The assessment of the NYPD is buttressed by at least one academic who believes that security cameras have only a positive effect. “We’re certainly better off with more cameras…” says Professor of Security Management Robert McCrie of the John Jay College of Criminal Justice. “We’ve had cameras for over a half a century, but only within the last generation has digital camera availability had such an impact on law enforcement. It’s been a very powerful tool in bringing about apprehensions.” While he concedes that there “is a privacy expectation,” such as in bathrooms and changing rooms, “beyond these exceptions, there is a strong argument for organizations, including synagogues, to use the power that a close circuit can provide to enhance security.”

Firmly in the same camp, Assemblyman Dov Hikind(D-Brooklyn) asks bluntly, “How do you get the bad guys?” – if not for cameras. Hikind noted last summer’s tragic murder of an eight-year-old Hassidic boy in Boro Park as proof of the effectiveness – and importance – of surveillance cameras. “Do cameras help, does this make a difference? There’s no question. In the case of Leiby Kletzky, if not for that private person who had a security camera we might not know to this day what happened to Leiby.” The boy’s killer was recently convicted and imprisoned.

As for privacy concerns with security cameras, Assemblyman Hikind says he is unaware of anyone misusing surveillance data for nefarious purposes.

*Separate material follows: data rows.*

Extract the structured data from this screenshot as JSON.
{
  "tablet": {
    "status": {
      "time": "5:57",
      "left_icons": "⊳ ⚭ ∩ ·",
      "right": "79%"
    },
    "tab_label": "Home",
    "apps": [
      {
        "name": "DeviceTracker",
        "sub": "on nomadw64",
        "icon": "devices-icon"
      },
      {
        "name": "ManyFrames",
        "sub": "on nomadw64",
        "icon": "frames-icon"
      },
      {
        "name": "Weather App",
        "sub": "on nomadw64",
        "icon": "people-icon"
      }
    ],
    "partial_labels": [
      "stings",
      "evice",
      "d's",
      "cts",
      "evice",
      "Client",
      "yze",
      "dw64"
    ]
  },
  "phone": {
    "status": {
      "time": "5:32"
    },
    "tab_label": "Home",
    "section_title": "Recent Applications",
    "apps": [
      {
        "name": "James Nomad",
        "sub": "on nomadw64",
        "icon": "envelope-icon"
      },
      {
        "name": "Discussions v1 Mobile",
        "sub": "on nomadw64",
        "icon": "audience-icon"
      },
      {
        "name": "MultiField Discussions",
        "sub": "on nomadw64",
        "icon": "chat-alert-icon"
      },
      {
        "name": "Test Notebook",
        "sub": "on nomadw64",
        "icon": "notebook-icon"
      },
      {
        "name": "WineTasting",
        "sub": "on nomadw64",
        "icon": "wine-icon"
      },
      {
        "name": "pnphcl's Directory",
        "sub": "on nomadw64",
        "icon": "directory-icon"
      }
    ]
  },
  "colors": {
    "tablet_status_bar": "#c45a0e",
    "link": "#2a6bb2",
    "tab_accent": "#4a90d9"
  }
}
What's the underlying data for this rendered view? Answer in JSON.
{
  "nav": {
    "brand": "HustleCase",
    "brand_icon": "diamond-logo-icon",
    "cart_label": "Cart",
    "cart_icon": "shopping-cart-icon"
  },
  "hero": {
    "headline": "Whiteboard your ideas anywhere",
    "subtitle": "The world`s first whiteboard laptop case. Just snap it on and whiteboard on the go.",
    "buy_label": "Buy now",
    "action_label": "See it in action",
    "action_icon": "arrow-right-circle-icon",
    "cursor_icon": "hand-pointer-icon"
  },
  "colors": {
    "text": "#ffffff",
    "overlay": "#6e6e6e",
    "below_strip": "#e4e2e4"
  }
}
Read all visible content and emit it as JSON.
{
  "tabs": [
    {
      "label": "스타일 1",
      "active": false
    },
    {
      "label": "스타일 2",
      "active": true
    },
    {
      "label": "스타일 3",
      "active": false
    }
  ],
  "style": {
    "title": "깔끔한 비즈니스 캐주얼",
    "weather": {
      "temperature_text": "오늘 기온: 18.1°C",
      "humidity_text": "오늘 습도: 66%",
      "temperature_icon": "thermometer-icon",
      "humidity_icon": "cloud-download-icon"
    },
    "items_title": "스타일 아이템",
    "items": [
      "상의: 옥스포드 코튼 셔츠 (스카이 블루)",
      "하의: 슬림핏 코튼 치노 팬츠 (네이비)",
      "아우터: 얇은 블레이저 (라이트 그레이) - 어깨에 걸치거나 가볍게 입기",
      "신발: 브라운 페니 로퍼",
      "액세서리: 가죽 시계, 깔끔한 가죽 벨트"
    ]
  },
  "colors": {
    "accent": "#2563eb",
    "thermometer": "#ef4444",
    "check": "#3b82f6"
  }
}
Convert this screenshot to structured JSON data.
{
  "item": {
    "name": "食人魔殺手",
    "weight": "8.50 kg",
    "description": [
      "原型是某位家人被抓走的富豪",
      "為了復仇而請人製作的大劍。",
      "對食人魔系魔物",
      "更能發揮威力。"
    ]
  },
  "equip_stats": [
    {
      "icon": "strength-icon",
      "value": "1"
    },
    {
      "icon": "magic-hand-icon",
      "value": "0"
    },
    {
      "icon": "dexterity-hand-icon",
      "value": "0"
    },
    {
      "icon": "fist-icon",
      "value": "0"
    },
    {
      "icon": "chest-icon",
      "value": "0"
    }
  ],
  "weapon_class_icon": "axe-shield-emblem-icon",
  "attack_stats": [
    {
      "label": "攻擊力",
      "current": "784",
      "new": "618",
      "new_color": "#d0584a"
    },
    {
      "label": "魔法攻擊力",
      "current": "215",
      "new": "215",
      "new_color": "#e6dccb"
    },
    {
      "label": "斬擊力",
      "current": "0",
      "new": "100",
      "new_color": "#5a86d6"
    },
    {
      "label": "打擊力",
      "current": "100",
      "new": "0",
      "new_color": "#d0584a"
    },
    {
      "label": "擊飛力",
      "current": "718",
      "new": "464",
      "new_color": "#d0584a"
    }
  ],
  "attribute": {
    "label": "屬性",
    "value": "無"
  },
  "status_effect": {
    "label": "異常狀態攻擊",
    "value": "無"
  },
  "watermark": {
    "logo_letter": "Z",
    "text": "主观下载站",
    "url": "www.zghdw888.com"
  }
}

Situational Crime Prevention

Even if we assume that camera footage is not misused often, the question remains, is it worthwhile to place cameras in area A, knowing full well that criminals will then focus their efforts on area B?

When asked about the possibility of a criminal simply redirecting his efforts elsewhere upon seeing a camera, Professor McCrie points to a theory called Situational Crime Prevention, which suggests that making crime harder and riskier discourages crime in general. “This is a concept that goes back to the 1970s and is the basis for the strategy to make our communities, our businesses, our streets and our synagogues safer,” he says. “A lot of research is [being] done [to determine] what effects cameras might have on displacing crime from where the cameras are to somewhere else… but closed circuit TV has certainly been enormously powerful in effecting a decrease in crime.” Professor McCrie says that a former student of his is currently involved in a study that is surveying convicted burglars to find out if they would have committed the crime if they had known they were being watched.

But even if cameras simply transfer crime to other neighborhoods or targets that are unsupervised, crime displacement is strictly a dilemma for civic leaders. From an individual or an organizational perspective, the possibility of crime displacement is actually a powerful argument for installing surveillance cameras – to prevent the location from appearing to criminals as a soft target. If we assume that the presence of cameras influences criminals to seek other targets, then, in an area where many nearby buildings and residences have cameras, it stands to reason that as long as some sites don’t have visible cameras, those locations will face a higher probability of sustaining criminal activity.

Assemblyman Dov Hikind(D-Brooklyn), whoroundly credits cameras with handling the heavy lifting of police work, expresses no doubt about the benefits of more surveillance and the need to protect specific areas. Pointing to an initiative he championed to secure “a million dollars to put surveillance cameras throughout all the subway stops” in his district, which includes Boro Park and Midwood, the Assemblyman points to anecdotal evidence of security camera efficacy. “If anyone does anything in those stations, they’re on camera… The last time I checked I don’t think we had any crimes committed in all of these stations within our subway system, since we put those cameras in. I assume, if you’re a thief, maybe the first thing you want to look at is to see if there are any cameras around.”